The purpose of this project is to provide a means of estimating the cost of using AWS services to perform "burst-style" processing in order to get a sense of the cost-effectiveness of the approach.
An AWS Lambda function is a single function call that can be invoked by a number of different triggers. When the trigger is fired, AWS instantiates a server, sets up the environment, and invokes the function on that server, then shuts down after the function call is complete. In principle, this allows users to pay for only the amount of processing they actually use.
In this partciular instance, the Lambda function
edu.ncsu.lib.aws.handlers.MARCHandler.handleRequest
is designed to receive
notifications that files have been deposited in a particular Amazon S3 bucket,
transform them, and deposit the results into a different bucket. This is
proof-of-concept code, and so for simplicity's sake the inputs are MARC21
encoded files and the outputs are those inputs converted to MARC-in-JSON
format. To a certain extent, this mimics one part of the workflow of
maintaining a shared index:
- an institution uploads files in "Format X"
- without further intervention from the uploader, processing is done on those files to transform the records into files that can be ingested by Solr.
A complete description of the setup in AWS for all of this is beyond the scope of this README.

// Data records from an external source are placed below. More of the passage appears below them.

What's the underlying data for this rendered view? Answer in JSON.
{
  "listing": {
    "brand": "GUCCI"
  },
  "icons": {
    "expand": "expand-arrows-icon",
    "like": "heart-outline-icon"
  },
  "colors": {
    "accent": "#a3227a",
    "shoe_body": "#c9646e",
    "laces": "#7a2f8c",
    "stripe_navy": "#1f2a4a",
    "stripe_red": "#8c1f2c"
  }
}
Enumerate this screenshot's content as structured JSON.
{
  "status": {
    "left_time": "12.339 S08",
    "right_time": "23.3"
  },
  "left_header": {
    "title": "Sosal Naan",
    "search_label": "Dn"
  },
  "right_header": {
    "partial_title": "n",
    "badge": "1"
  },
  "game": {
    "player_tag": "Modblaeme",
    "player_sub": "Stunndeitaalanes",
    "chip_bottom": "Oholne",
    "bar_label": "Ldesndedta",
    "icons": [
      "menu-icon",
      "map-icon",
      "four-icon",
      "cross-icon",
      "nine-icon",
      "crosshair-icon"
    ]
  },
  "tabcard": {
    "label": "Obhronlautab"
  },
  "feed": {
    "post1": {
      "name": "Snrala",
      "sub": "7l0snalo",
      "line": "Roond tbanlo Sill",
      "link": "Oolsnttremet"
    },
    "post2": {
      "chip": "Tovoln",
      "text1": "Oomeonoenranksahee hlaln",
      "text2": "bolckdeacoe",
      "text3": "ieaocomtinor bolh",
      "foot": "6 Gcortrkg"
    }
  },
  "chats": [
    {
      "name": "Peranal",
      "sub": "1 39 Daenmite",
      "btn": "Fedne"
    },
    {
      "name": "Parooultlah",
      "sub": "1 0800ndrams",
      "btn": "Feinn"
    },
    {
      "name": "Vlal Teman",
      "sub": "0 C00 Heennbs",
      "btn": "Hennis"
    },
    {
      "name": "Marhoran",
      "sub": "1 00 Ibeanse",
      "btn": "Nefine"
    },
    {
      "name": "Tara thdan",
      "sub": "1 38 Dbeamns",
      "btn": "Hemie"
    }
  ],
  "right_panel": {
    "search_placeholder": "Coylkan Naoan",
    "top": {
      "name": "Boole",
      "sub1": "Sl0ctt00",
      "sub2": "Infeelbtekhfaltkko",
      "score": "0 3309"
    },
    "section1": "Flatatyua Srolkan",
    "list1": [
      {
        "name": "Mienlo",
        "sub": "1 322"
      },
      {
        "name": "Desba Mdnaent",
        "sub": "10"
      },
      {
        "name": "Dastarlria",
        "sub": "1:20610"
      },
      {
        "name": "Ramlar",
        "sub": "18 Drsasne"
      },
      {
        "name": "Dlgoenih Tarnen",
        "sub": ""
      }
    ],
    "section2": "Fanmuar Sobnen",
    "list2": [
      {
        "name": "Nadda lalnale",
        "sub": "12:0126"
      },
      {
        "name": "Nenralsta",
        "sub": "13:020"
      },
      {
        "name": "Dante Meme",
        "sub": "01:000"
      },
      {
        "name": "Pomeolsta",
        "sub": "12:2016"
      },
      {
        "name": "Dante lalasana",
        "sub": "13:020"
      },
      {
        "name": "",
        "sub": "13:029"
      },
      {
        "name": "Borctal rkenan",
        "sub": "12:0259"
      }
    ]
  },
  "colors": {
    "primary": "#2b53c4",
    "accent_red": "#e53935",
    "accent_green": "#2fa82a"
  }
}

The only requirement on the build system is a Java 8 JDK. To build, invoke
./gradlew shadowJar
(or ./gradlew.bat shadowJar
on Windows); this will
download a suitable version of gradle and build the output. The result will be
stored in
build/libs/aws-lambda-test-all.jar
-- this is a complete jar file containing
all dependencies for the function, and can be uploaded directly to AWS via the
console. I have not taken the time to set up uploading via the tools provided
by AWS.
N.B. As of initial commit, the unit tests do not successfully complete, but the function has been run successfully on AWS multiple times.